This matters because coercion on a frontier is rarely exhausted by the strike alone. It travels outward into the texture of everyday life. A blocked crossing, a damaged road, a district cut off from supplies, a family displaced before harvest, a clinic overwhelmed not just by the wounded but by the fragility of everything around it. These are not secondary details to the conflict. They are part of the way the conflict works. Pressure exerted by one state on another is not absorbed only by military installations or ministries. It is absorbed by civilians, by circulation, by the routines that make ordinary life possible. AP’s reporting from Asadabad, where shelling killed one person and wounded more than a dozen, mostly women and children, captures the violence at the level of a single episode. Other local reporting from the Afghan side describes emptied villages, broken roads, medical shortages, and districts pushed toward blockade conditions. Whether or not civilians are the declared object of coercion, civilian vulnerability becomes one of the mediums through which the contest is made felt.
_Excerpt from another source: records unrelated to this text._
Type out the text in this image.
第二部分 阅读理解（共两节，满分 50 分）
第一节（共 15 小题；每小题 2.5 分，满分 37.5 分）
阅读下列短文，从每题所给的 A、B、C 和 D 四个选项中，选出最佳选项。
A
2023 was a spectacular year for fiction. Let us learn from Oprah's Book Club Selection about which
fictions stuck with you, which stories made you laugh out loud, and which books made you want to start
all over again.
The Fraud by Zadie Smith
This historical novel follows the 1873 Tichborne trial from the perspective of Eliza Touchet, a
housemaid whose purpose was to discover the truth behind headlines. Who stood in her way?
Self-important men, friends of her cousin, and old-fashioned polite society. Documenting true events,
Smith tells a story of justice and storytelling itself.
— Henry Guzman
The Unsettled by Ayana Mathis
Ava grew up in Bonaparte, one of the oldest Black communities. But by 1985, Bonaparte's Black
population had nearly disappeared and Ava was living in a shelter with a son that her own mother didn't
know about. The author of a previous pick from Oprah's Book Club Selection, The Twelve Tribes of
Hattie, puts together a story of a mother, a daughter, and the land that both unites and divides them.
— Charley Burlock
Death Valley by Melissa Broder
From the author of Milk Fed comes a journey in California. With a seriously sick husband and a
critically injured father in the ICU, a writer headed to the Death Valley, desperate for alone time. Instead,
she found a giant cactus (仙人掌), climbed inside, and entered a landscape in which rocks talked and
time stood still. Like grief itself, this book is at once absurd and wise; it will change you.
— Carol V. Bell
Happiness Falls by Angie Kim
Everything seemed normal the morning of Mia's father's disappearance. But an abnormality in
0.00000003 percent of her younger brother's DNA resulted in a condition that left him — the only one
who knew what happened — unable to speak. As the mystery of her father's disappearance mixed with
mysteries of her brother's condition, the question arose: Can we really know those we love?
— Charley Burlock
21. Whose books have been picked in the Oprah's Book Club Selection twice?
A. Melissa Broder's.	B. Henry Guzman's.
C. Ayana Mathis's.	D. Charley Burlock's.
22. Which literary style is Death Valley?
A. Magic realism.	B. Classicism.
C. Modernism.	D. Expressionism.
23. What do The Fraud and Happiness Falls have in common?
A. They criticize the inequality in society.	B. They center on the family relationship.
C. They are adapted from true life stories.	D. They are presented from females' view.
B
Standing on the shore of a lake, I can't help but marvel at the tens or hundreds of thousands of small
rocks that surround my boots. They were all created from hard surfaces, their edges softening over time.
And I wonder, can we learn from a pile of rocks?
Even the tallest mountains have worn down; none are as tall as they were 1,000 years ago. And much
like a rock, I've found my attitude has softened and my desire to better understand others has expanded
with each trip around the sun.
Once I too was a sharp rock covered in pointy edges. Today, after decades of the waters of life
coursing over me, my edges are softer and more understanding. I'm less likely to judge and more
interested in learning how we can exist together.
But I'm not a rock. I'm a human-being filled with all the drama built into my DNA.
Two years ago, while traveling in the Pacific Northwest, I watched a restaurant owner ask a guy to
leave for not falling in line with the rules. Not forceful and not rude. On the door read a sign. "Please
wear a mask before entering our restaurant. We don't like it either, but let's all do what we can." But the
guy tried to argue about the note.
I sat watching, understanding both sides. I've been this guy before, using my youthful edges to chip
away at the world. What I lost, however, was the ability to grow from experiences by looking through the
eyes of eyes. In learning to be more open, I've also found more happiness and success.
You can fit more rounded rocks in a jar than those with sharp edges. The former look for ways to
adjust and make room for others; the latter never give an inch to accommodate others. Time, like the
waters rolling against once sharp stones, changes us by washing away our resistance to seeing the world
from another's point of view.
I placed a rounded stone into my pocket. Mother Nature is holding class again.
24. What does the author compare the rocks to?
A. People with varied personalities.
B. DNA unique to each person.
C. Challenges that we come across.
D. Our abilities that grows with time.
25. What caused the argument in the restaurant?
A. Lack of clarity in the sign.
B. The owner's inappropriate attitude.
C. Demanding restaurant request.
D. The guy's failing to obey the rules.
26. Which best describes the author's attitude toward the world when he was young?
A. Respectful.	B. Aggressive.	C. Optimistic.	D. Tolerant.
Pakistan’s stated demand is action against militants. But because it cannot compel trust, and because Kabul cannot concede without weakening its own claim to sovereign legitimacy, pressure is increasingly communicated through force whose effects radiate outward into civilian life. When roads close, markets empty, crossings harden, and displacement spreads, the state on the other side is being pressured not only through battlefield losses but through the visible disorder of the society it claims to govern. That is the deeper tragedy of the conflict: civilian suffering does not remain outside the strategic logic. It becomes structurally useful to it. The border war is not only killing civilians; it is turning civilian life into a pressure point.
Pakistan’s own internal pressures help explain why this politics of force has hardened. It would be simplistic to call the war a diversion; the TTP threat is real. But it would be equally naive to pretend domestic strain does not shape Islamabad’s response. The Associated Press reported in January that 2025 was Pakistan’s deadliest year in over a decade, with combat-related deaths up 74 per cent according to an independent think tank. At the same time, Pakistan is under acute economic stress. The government sharply raised fuel prices for the second time in less than a month because of the wider Middle East conflict, only to reduce them amid public outrage. In that context, force on the Afghan frontier is not merely military action. It is also a performance of state resolve at a time when both insecurity and economic pain are politically dangerous.
There is a final irony here. Pakistan has, at the same time, sought to present itself as a useful interlocutor in the broader West Asia crisis. Reuters and other outlets have reported on Islamabad’s diplomatic activism around Iran even as fighting with Afghanistan continued, and fresh talks were being held under Chinese auspices. That coexistence matters. A state can be read as a mediator in one theatre and a belligerent in another, without either role cancelling the other. The consequence is not simply hypocrisy. It is selective scrutiny. Strategic usefulness elsewhere can soften attention to coercion on a frontier that the world still treats as familiar, difficult, and therefore somehow less urgent. Afghanistan, by contrast, has little capacity to shape how this war is narrated beyond protesting civilian harm and denying Pakistani accusations. That asymmetry of narrative power is part of why the humanitarian dimension keeps appearing as fallout rather than as the core of the conflict’s lived reality. China’s role throws this into even sharper relief. Beijing is no longer a distant observer issuing generic calls for restraint. In April, China held high-level calls with both foreign ministers, sent a special envoy in March, and said talks were “advancing steadily.” It was reported that the agenda in Urumqi was not only a ceasefire but also the reopening of border crossings for trade and travel. That is crucial. It means the conflict is now being managed not just as a military dispute but as a threat to circulation itself: goods, people, border commerce, regional connectivity. China’s intervention is therefore not a sign that peace is near. It is a sign that the war has become too consequential to be left entirely to the two parties most invested in narrating it past each other.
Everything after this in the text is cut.